This piece is part of my 2016–2026 archive migration. Some original formatting, content, and external links may be missing, changed, or not be optimized.
What I learned about myself dating insecure people
Two guys I previously dated told me indirectly that my ass could be bigger. And I thought to myself, “Well if we’re keeping it 100, you could use a workout routine for your entire body.”
What’s A Bigger Ass Going To Do For You?
But wait, why does my ass need to be bigger? What is a big ass going to do for you in the long term? Give you something to stare at? Give you more to grab? Turn you on more during sex?
All of these things sound like a bunch of dumb ass empty, and meaningless desires to me. How about you get in the gym, work out, and fix your ass and everything else that is out of shape on your body?
My ass may not be big, but it’s in shape because I care meticulously for my body. Even if I wasn’t in shape, who are you to criticize my body? No, thank you, honey.
They also forgot to consider that their ass was nothing to take a second look at. This isn’t being rude. Facts are facts.
But would I ever say these things to them? There is no need to because appearances don’t matter to me like that. It takes more than an attractive body to keep a relationship going. Ultimately, looks are meaningless.
I’ve only dated one person with a similar fitness level, but they also had insecurities. However, they never made me feel like I needed to change anything, which was nice. However, their insecurities did take a toll on me mentally.
I’ve learned that it’s best to date people who are secure in themselves and love and appreciate your body.
Insecure People Are A Pain In The Ass
You’re dodging a bullet if you haven’t dated an insecure person. I’m thankful for the experience because it helped me appreciate my body more and realize what one more toxic behavior looks like.
It’s a pain in the ass dating someone insecure. Not only do they criticize your body, but they might also suffocate you and try to take up all of your time. Then, they will question you if you don’t give it to them.

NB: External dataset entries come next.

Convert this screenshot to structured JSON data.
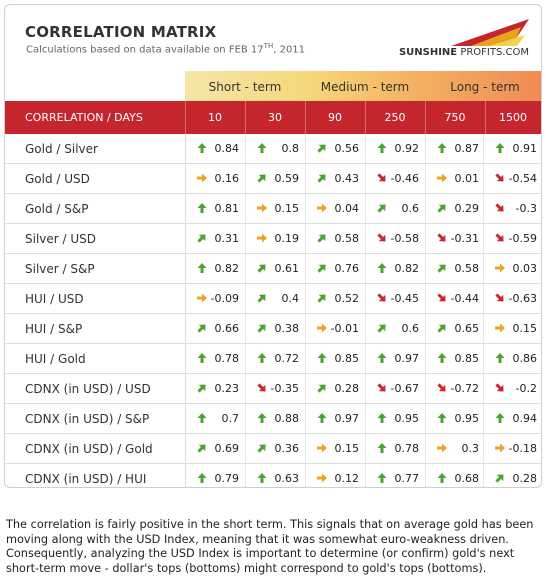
{
  "header": {
    "title": "CORRELATION MATRIX",
    "subtitle_prefix": "Calculations based on data available on  FEB 17",
    "subtitle_sup": "TH",
    "subtitle_suffix": ", 2011",
    "logo_bold": "SUNSHINE",
    "logo_regular": "PROFITS.COM"
  },
  "terms": [
    "Short - term",
    "Medium - term",
    "Long - term"
  ],
  "columns": {
    "label": "CORRELATION / DAYS",
    "days": [
      "10",
      "30",
      "90",
      "250",
      "750",
      "1500"
    ]
  },
  "colors": {
    "header_red": "#c5262e",
    "arrow_green": "#4aa52e",
    "arrow_orange": "#f0a020",
    "arrow_red": "#c8282e"
  },
  "rows": [
    {
      "pair": "Gold / Silver",
      "values": [
        {
          "v": "0.84",
          "a": "up"
        },
        {
          "v": "0.8",
          "a": "up"
        },
        {
          "v": "0.56",
          "a": "upright"
        },
        {
          "v": "0.92",
          "a": "up"
        },
        {
          "v": "0.87",
          "a": "up"
        },
        {
          "v": "0.91",
          "a": "up"
        }
      ]
    },
    {
      "pair": "Gold / USD",
      "values": [
        {
          "v": "0.16",
          "a": "right"
        },
        {
          "v": "0.59",
          "a": "upright"
        },
        {
          "v": "0.43",
          "a": "upright"
        },
        {
          "v": "-0.46",
          "a": "downright"
        },
        {
          "v": "0.01",
          "a": "right"
        },
        {
          "v": "-0.54",
          "a": "downright"
        }
      ]
    },
    {
      "pair": "Gold / S&P",
      "values": [
        {
          "v": "0.81",
          "a": "up"
        },
        {
          "v": "0.15",
          "a": "right"
        },
        {
          "v": "0.04",
          "a": "right"
        },
        {
          "v": "0.6",
          "a": "upright"
        },
        {
          "v": "0.29",
          "a": "upright"
        },
        {
          "v": "-0.3",
          "a": "downright"
        }
      ]
    },
    {
      "pair": "Silver / USD",
      "values": [
        {
          "v": "0.31",
          "a": "upright"
        },
        {
          "v": "0.19",
          "a": "right"
        },
        {
          "v": "0.58",
          "a": "upright"
        },
        {
          "v": "-0.58",
          "a": "downright"
        },
        {
          "v": "-0.31",
          "a": "downright"
        },
        {
          "v": "-0.59",
          "a": "downright"
        }
      ]
    },
    {
      "pair": "Silver / S&P",
      "values": [
        {
          "v": "0.82",
          "a": "up"
        },
        {
          "v": "0.61",
          "a": "upright"
        },
        {
          "v": "0.76",
          "a": "upright"
        },
        {
          "v": "0.82",
          "a": "up"
        },
        {
          "v": "0.58",
          "a": "upright"
        },
        {
          "v": "0.03",
          "a": "right"
        }
      ]
    },
    {
      "pair": "HUI / USD",
      "values": [
        {
          "v": "-0.09",
          "a": "right"
        },
        {
          "v": "0.4",
          "a": "upright"
        },
        {
          "v": "0.52",
          "a": "upright"
        },
        {
          "v": "-0.45",
          "a": "downright"
        },
        {
          "v": "-0.44",
          "a": "downright"
        },
        {
          "v": "-0.63",
          "a": "downright"
        }
      ]
    },
    {
      "pair": "HUI / S&P",
      "values": [
        {
          "v": "0.66",
          "a": "upright"
        },
        {
          "v": "0.38",
          "a": "upright"
        },
        {
          "v": "-0.01",
          "a": "right"
        },
        {
          "v": "0.6",
          "a": "upright"
        },
        {
          "v": "0.65",
          "a": "upright"
        },
        {
          "v": "0.15",
          "a": "right"
        }
      ]
    },
    {
      "pair": "HUI / Gold",
      "values": [
        {
          "v": "0.78",
          "a": "up"
        },
        {
          "v": "0.72",
          "a": "up"
        },
        {
          "v": "0.85",
          "a": "up"
        },
        {
          "v": "0.97",
          "a": "up"
        },
        {
          "v": "0.85",
          "a": "up"
        },
        {
          "v": "0.86",
          "a": "up"
        }
      ]
    },
    {
      "pair": "CDNX (in USD) / USD",
      "values": [
        {
          "v": "0.23",
          "a": "upright"
        },
        {
          "v": "-0.35",
          "a": "downright"
        },
        {
          "v": "0.28",
          "a": "upright"
        },
        {
          "v": "-0.67",
          "a": "downright"
        },
        {
          "v": "-0.72",
          "a": "downright"
        },
        {
          "v": "-0.2",
          "a": "downright"
        }
      ]
    },
    {
      "pair": "CDNX (in USD) / S&P",
      "values": [
        {
          "v": "0.7",
          "a": "up"
        },
        {
          "v": "0.88",
          "a": "up"
        },
        {
          "v": "0.97",
          "a": "up"
        },
        {
          "v": "0.95",
          "a": "up"
        },
        {
          "v": "0.95",
          "a": "up"
        },
        {
          "v": "0.94",
          "a": "up"
        }
      ]
    },
    {
      "pair": "CDNX (in USD) / Gold",
      "values": [
        {
          "v": "0.69",
          "a": "upright"
        },
        {
          "v": "0.36",
          "a": "upright"
        },
        {
          "v": "0.15",
          "a": "right"
        },
        {
          "v": "0.78",
          "a": "up"
        },
        {
          "v": "0.3",
          "a": "right"
        },
        {
          "v": "-0.18",
          "a": "right"
        }
      ]
    },
    {
      "pair": "CDNX (in USD) / HUI",
      "values": [
        {
          "v": "0.79",
          "a": "up"
        },
        {
          "v": "0.63",
          "a": "up"
        },
        {
          "v": "0.12",
          "a": "right"
        },
        {
          "v": "0.77",
          "a": "up"
        },
        {
          "v": "0.68",
          "a": "up"
        },
        {
          "v": "0.28",
          "a": "upright"
        }
      ]
    }
  ],
  "footnote": "The correlation is fairly positive in the short term. This signals that on average gold has been moving along with the USD Index, meaning that it was somewhat euro-weakness driven. Consequently, analyzing the USD Index is important to determine (or confirm) gold's next short-term move - dollar's tops (bottoms) might correspond to gold's tops (bottoms)."
}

And the criticizing doesn’t stop at your body; it finds a way to disseminate into other areas concerning you. If you end up dating an insecure person and stay, you will need strong self-esteem to ensure their words don’t negatively affect you long-term.
Let’s Take A Step Back Though To Self Reflect
Why have I attracted these types of people? I’m not shallow and don’t date people based on looks.
I had to take some time to reflect….
Do I attract people that I want to change?
Though I wouldn’t criticize another person’s body because I accept people for how they look physically, I have noticed a pattern:
I tend to date “projects” or “fixer-uppers.”
So, it sounds like I have some work to do. It’s okay to date someone that doesn’t need my help. Well, there you have it. I just did a session of therapy.
These relationships didn’t work out, btw.
This content is for informational purposes only — not professional advice. Consult a qualified professional before making any major decisions.